Investigating Data Hierarchies in Multifidelity Machine Learning for Excitation Energies
Vivin Vinod, Peter Zaspel
TL;DR
This work addresses the data-hierarchy challenge in multifidelity machine learning for quantum chemistry excitation energies by systematically varying the fidelity-sample scaling factor $\gamma$ and introducing time-cost informed scaling factors $\theta$, along with a novel MFML error-contour metric and the $\Gamma$-curve. Using the QeMFi benchmark and a Coulomb-matrix representation with Kernel Ridge Regression, the authors construct MFML and o-MFML models across five fidelities and study how sample allocation across fidelities affects prediction accuracy and training cost.
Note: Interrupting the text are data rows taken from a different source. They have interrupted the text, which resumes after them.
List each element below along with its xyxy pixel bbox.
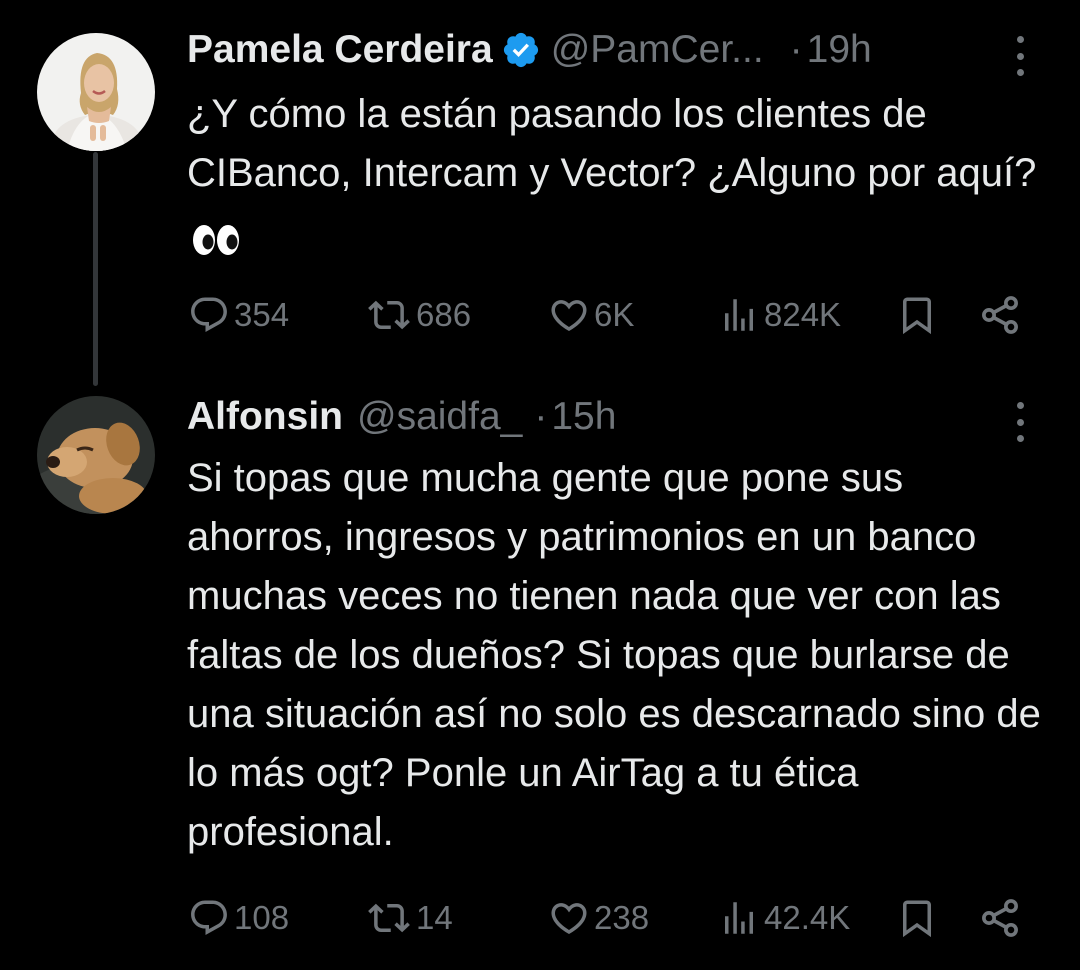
timestamp[interactable]: 15h bbox=[551, 394, 616, 440]
like-count: 238 bbox=[594, 899, 650, 936]
like-button[interactable]: 6K bbox=[548, 290, 634, 340]
bookmark-icon bbox=[903, 297, 931, 335]
tweet-header: Alfonsin @saidfa_ · 15h bbox=[187, 394, 616, 440]
tweet-text: ¿Y cómo la están pasando los clientes de… bbox=[187, 85, 1057, 262]
reply-icon bbox=[191, 900, 227, 935]
avatar-pamela[interactable] bbox=[37, 33, 155, 151]
verified-badge-icon bbox=[501, 30, 541, 70]
more-icon[interactable] bbox=[1011, 402, 1029, 442]
bookmark-icon bbox=[903, 900, 931, 938]
views-icon bbox=[725, 299, 753, 331]
eyes-icon bbox=[191, 216, 241, 256]
views-icon bbox=[725, 902, 753, 934]
views-button[interactable]: 824K bbox=[718, 290, 841, 340]
author-handle[interactable]: @PamCer... bbox=[551, 27, 764, 73]
action-bar: 108 14 238 42.4K bbox=[0, 893, 1080, 943]
retweet-button[interactable]: 686 bbox=[366, 290, 471, 340]
thread-line bbox=[93, 152, 98, 386]
avatar-alfonsin[interactable] bbox=[37, 396, 155, 514]
share-button[interactable] bbox=[978, 893, 1022, 943]
share-button[interactable] bbox=[978, 290, 1022, 340]
views-count: 42.4K bbox=[764, 899, 851, 936]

Key findings show that high accuracy can be achieved with very few high-fidelity samples if a larger number of cheaper-fidelity samples are used, and that the $\Gamma$-curve can yield favorable time–error trade-offs, though fixed $\gamma$ scaling frequently remains robust. The study also highlights the importance of data distribution across fidelities (e.g., STO3G) and reports limited transferability to markedly different molecular sets (QUESTDB), motivating future work on broader functional coverage and optimization of fidelity sampling strategies. Overall, the paper provides a data-hierarchy framework that enables cost-efficient multifidelity predictions of excitation energies, with practical implications for scalable QC workflows.
Abstract
Recent progress in machine learning (ML) has made high-accuracy quantum chemistry (QC) calculations more accessible. Of particular interest are multifidelity machine learning (MFML) methods where training data from differing accuracies or fidelities are used. These methods usually employ a fixed scaling factor, $γ$, to relate the number of training samples across different fidelities, which reflects the cost and assumed sparsity of the data. This study investigates the impact of modifying $γ$ on model efficiency and accuracy for the prediction of vertical excitation energies using the QeMFi benchmark dataset. Further, this work introduces QC compute time informed scaling factors, denoted as $θ$, that vary based on QC compute times at different fidelities. A novel error metric, error contours of MFML, is proposed to provide a comprehensive view of model error contributions from each fidelity. The results indicate that high model accuracy can be achieved with just 2 training samples at the target fidelity when a larger number of samples from lower fidelities are used. This is further illustrated through a novel concept, the $Γ$-curve, which compares model error against the time-cost of generating training samples, demonstrating that multifidelity models can achieve high accuracy while minimizing training data costs.